[3014] in testers
8.0C: savecore lossage
daemon@ATHENA.MIT.EDU (John Hawkinson)
Sun Jul 21 00:05:44 1996
Date: Sun, 21 Jul 1996 00:05:29 -0400
To: testers@MIT.EDU
From: John Hawkinson <jhawk@MIT.EDU>
Saveing crash dumps doesn't seem to work quite right.
I booted portnoy single user after a crash and editted
/etc/init.d/sysetup to uncomment the crash dump stuff at the end:
##
## Default is to not do a savecore
##
if [ ! -d /var/crash/`uname -n` ]
then mkdir -p /var/crash/`uname -n`
fi
echo 'checking for crash dump...\c '
savecore /var/crash/`uname -n`
echo ''
I then started to boot multiuser. Savecore ran and copied
the dump from the swap area and then produced 3 errors:
savecore: Warning: can't find 'ufs' in module path: /kernel /usr/kernel
savecore: Warning: can't find 'ip' in module path: /kernel /usr/kernel
savecore: Warning: can't find 'udp' in module path: /kernel /usr/kernel
At first I thought this was because those kernel modules were in /afs,
hence my other bug report about loading afs by hand. It turns out
this wasn't true. Actually, they're in /kernel/drv and /kernel/fs.

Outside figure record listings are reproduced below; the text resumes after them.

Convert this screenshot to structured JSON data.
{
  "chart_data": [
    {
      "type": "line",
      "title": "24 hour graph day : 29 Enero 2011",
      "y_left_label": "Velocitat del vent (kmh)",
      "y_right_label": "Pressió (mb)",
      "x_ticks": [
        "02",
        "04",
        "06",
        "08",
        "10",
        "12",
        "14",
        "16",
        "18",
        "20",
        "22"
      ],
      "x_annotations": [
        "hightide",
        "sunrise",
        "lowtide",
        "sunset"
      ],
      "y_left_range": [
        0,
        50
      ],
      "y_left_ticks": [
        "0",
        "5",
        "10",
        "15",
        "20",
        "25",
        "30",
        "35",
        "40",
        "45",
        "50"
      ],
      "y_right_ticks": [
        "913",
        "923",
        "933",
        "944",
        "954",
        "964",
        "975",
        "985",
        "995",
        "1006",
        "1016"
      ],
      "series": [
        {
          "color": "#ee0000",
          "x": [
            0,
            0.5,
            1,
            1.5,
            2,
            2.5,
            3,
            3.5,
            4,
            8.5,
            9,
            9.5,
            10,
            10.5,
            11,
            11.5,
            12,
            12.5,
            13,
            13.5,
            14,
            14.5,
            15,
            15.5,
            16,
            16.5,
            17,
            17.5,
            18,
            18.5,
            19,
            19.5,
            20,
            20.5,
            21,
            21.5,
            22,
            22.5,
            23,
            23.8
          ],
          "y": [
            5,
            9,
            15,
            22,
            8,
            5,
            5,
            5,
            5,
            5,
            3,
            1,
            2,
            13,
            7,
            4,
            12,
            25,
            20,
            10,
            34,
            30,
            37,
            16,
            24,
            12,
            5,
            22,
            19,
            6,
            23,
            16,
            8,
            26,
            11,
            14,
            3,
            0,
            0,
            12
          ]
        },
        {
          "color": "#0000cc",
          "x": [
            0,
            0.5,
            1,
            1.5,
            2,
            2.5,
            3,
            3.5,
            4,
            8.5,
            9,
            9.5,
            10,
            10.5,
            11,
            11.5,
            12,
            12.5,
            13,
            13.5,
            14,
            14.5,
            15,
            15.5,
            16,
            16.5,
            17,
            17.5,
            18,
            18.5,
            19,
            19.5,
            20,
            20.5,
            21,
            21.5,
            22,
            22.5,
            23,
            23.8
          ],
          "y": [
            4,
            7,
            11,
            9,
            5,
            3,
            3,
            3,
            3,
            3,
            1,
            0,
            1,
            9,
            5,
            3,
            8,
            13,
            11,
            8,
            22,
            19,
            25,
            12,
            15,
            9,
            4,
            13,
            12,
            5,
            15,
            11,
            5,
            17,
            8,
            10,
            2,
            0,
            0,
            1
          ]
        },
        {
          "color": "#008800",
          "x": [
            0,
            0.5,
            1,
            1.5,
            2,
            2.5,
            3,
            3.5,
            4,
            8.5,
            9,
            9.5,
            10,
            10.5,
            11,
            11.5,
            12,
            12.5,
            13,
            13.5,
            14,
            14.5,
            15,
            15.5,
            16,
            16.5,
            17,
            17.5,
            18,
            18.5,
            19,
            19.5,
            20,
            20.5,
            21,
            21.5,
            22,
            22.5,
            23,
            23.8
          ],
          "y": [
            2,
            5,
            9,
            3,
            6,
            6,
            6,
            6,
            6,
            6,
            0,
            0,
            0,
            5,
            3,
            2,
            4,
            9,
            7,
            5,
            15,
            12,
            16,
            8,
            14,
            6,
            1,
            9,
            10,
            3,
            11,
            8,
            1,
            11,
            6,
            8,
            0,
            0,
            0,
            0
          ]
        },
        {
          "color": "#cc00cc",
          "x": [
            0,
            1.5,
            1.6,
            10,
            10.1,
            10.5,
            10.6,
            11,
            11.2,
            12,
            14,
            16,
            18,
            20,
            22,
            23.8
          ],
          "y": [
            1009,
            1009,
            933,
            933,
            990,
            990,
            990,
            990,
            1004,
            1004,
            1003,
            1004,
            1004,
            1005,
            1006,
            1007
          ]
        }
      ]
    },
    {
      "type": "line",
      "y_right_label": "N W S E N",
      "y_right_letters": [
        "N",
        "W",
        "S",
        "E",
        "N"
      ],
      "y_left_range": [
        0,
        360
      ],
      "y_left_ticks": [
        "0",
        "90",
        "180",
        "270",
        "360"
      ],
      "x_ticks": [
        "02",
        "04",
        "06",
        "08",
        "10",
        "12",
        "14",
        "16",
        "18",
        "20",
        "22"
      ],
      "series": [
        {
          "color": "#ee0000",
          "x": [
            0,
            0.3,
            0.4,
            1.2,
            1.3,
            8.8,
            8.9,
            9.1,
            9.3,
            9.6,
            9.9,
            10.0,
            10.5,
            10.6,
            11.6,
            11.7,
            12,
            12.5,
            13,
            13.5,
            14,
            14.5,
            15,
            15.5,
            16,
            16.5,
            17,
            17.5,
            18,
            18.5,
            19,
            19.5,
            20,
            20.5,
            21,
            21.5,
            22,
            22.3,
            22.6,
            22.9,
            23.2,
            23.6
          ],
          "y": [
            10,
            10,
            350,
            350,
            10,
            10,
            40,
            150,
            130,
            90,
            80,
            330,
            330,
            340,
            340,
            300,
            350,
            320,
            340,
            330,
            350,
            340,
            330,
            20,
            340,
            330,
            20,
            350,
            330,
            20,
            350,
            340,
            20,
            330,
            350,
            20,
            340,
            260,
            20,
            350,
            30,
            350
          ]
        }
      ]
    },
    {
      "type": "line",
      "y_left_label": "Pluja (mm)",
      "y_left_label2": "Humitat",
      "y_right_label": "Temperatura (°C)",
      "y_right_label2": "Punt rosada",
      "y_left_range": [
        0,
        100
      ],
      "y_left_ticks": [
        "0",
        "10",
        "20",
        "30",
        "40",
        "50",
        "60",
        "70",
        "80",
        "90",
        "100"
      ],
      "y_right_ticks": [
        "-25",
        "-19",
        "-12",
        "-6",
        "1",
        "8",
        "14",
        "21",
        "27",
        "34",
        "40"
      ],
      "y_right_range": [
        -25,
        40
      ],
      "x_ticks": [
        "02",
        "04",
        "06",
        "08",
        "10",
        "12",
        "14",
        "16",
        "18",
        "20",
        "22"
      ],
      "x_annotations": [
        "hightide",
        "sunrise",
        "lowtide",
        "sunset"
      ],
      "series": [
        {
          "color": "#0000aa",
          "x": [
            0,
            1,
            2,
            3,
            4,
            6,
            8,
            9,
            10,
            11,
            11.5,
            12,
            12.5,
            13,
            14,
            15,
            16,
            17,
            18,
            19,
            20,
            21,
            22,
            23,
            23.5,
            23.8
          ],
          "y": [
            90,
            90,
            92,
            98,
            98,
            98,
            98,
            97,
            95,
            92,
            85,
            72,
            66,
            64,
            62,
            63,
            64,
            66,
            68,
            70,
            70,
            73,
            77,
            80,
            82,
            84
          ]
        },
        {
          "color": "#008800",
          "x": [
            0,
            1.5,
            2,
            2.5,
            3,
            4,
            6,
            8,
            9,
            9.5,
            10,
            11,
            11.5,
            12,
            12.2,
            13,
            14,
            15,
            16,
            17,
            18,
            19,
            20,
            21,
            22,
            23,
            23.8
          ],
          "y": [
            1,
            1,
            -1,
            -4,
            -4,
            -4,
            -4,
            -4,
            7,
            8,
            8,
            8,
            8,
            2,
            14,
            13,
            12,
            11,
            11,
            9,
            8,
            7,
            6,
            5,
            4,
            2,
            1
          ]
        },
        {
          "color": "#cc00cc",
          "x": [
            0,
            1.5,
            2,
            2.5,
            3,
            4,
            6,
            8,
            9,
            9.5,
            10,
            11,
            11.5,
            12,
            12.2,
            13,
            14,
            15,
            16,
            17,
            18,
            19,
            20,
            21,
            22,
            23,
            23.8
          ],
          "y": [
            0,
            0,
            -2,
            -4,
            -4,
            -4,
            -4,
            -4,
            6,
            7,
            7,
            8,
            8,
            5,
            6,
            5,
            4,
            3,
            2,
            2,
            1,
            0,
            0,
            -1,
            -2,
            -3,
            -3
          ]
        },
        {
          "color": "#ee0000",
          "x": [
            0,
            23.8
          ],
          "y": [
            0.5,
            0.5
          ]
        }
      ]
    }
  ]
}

Once those errors showed up, I immediately hit L1-A and booted single
user again, fscked, and tried to re-run savecore with -v (documented
option for verbosity). This was unsuccessful, as savecore reported
it had already been run.
The BSD savecore has tradionally allowed you to
override this behavior. On the assumption that the Solaris
savecore was the same, I stringsed it:
[portnoy!jhawk] /kernel> strings /bin/savecore | head -2
vdf:
%s: %m
Sure enough, the first returned string looks like a getopt
string. Using -vd caused savecore to ignore the fact
that a dump was already extracted and try again; unfortunately
it overwrote /var/crash/portnoy/vmcore.4. I'm not sure if it
did this because the original savecore did not properly
update the bounds file (perhaps because of the warnings?), or
because -d decides to ignore the bounds file somehow (then why didn't
it write .0?). I would like someone to:
1. Check the Solaris sources and clarify just
what -d does.
2. Complain to Sun (low priority) that -d is not documented.
Perhaps the most effective way would be to send them
a patch to savecore.1m; I'll be happy to write up reasonable
wording if someone else does (1) [doing (1) is hard for me :-)]
Anyhow, further investigation showed that the problem seemed to be that
savecore was seeing reference to kernel modules as "ufs", "ip", and "udp",
and it was searching for those modules in /kernel/drv and /usr/kernel.
The verbose output produed by -vd indicates that most kernel modules
loaded are referenced by relative paths including the subdirs:
# savecore -vd /var/crash/portnoy
System went down at Sat Jul 20 22:53:39 1996
Saving 5103 pages of image in vmcore.0
5103 pages saved.
Modules loaded at the time of crash:
/kernel/unix fs/specfs misc/swapgeneric
sched/TS sched/TS_DPTBL ufs
drv/rootnex drv/options drv/dma
drv/sbus drv/iommu drv/sad
drv/pseudo drv/sd misc/scsi
drv/esp fs/procfs sys/c2audit
misc/strplumb drv/clone ip
drv/tcp udp drv/icmp
So I think the bug here is that somehow those modules were loaded
with a different search path than that used by savecore.
The obvious workaround (which I used) was to make symlinks:
# pwd
/kernel
# ls -l ip udp ufs
lrwxrwxrwx 1 root root 6 Jul 20 23:14 ip -> drv/ip
lrwxrwxrwx 1 root root 7 Jul 20 23:14 udp -> drv/udp
lrwxrwxrwx 1 root root 6 Jul 20 23:14 ufs -> fs/ufs
I think the correct fix is to have the modules loaded with the full
path relative to /kernel. I'm not sure how to accomplish this --
kernel(1m) suggests /etc/system might be pertinent, but this doesn't
seem to actually be the case (though perhaps a better workaround could
be installed there).
The output of "sysdef" seems instructive. The Loadable Objects
section begins:
*
* Loadable Objects
*
unix
ufs
ip
udp
strmod/arp
drv/arp
drv/arp
...
which seems telling; something is wrong with /kernel/unix.
Further staring at Intro(9s) is not very helpful, so
I'll stop here. Hopefully someone can figure this out.
--jhawk